Celebrated mezzo-soprano Diana Moore to perform tribute to Kathleen Ferrier at Great Bedwyn's St Mary's Church
Why was internationally known mezzo-soprano Diana Moore drawn to the iconic British 1940s and 1950s singer Kathleen Ferrier - a contralto? Was it her voice or her life story that appealed so strongly?
"I think it was her voice initially," she told Marlborough News Online. "My piano teacher played me her recordings when I was quite young - eight or nine."
"I was aware that she'd had quite a special life, but it wasn't until later that I discovered more about her story - at which point, I gained even more appreciation. Nowadays, I find it almost impossible to separate the two!"
"One of the things I love most is that you can hear a ‘personality’ in her voice, something that is quite rare nowadays and I believe is very important."
Now the critically acclaimed A Celebration of Kathleen Ferrier - her life, letters and music devised and presented by Diana Moore with Joseph Middleton (piano), comes to St Mary's Church in Great Bedwyn on Thursday, November 12 - details below. People who know and love Kathleen Ferrier's music will hear fresh insights into her life - for those new to her there is both great music and a fascinating life story.
Kathleen Ferrier was born in 1912. After school she worked on a GPO telephone switchboard, won local singing competitions and first sang in London in 1942 - at one of Dame Myra Hess' lunch-time concerts at the National Gallery. Four years later she was singing the lead role in the premiere of Benjamin Britten's opera The Rape of Lucretia at Glyndbourne.
I asked Ms Moore how Kathleen Ferrier would have fared in the present-day global musical whirl with its hectic travel and publicity: "She travelled a great deal more than many singers of her time - she toured the USA twice, as well as many trips to mainland Europe. She also performed hundreds of concerts a year, much more than modern singers would expect to perform."

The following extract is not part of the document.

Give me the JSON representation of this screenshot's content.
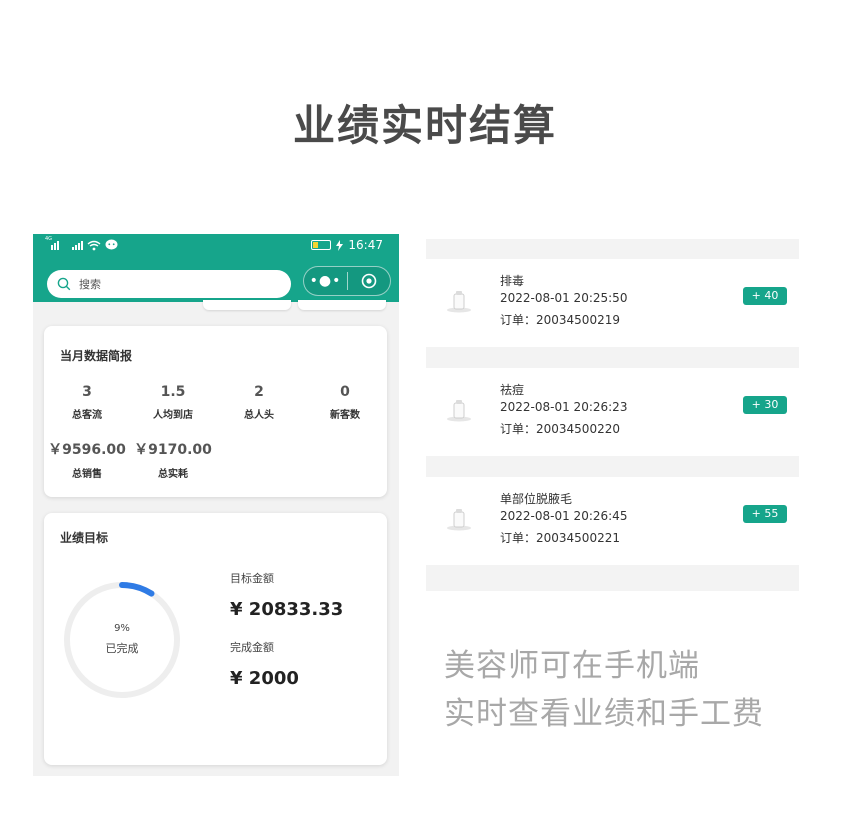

"However, I think she would have found the intrusive nature of the modern media very difficult. She was a very private person, despite her outgoing nature. She relied very heavily upon her family and close friends."
Kathleen Ferrier died in 1953 at the very early age of 41 - after a fight against breast cancer. Her death was a terrible shock to the musical world. While older members of Diana Moore's audience will have their own memories of Kathleen Ferrier, I wondered how younger members react to her story:
"It seems to be a pretty universal story, whatever the age group. I think its impossible not to be touched by it in some way. Her name still resonates today, through the annual Kathleen Ferrier Award competition, the Chair of Oncology in her name at Kings College Hospital and the competition for younger singers held by the Kathleen Ferrier Society, so a lot of younger musicians are still familiar with her name, just not with her background."
"Many older audience members who do remember her or her voice have very little knowledge of her story either and are quite surprised and touched by the evening."
Many people of my mother's generation knew Kathleen Ferrier not from opera but from her recordings - especially of the Northumbrian folk song 'Blow the Wind Southerly': "Kathleen Ferrier made a lot of recordings and broadcasted regularly on the BBC. Her voice would have been heard regularly in almost every home in the country throughout the 1940s and early 50s."
"She can almost be seen as the voice of an era, a bit like a classical version of Vera Lynn. ‘Blow the wind southerly’ was her calling card. With no accompaniment, the impact of the song is made entirely by the haunting quality of Ferrier’s voice and her delivery of the words."
"It’s always nerve-wracking to perform that song in front of Ferrier fans as she’s an impossible act to follow and I know the song holds so many important memories and associations for people - it’s quite a responsibility!"
Diana Moore has a diary of engagements that takes her around Europe's concert halls, across the Atlantic and across the United States. Does she prefer performing opera or giving recitals?
"I love both, but at a push, I would choose recitals. I relish the challenge of having to hold an audience’s attention and interest for the whole evening, as myself. Each song is a story to be told and the responsibility is purely on your shoulders to entertain."
"Opera is great fun too and I enjoy the opportunity to play being someone else on stage, and as part of a team, but recital singing is the ultimate challenge, I think."
Among the music Diana Moore has chosen for her tribute are by pieces by Bach, Handel, Schubert and Brahms that are strongly associated with Kathleen Ferrier. She also sings some of the contralto's favourite English songs - including Blow the wind southerly. But she will not be imitating the contralto's 'inimitable' sound.
There is an online recording of Kathleen Ferrier's iconic Blow the wind southerly.
This performance of Diana Moore's A Celebration of Kathleen Ferrier is presented by the Friends of Great Bedwyn Church Trust and is sponsored by The Three Tunns.
Unreserved seats £20 from can be bought from Great Bedwyn Post Office,
Marlborough's White Horse Bookshop, Hungerford Bookshop, or from Meriel Larken. On the door: £22.
Canapés & soft drinks in the interval are included in the ticket price. Wine - by donation - will also be available.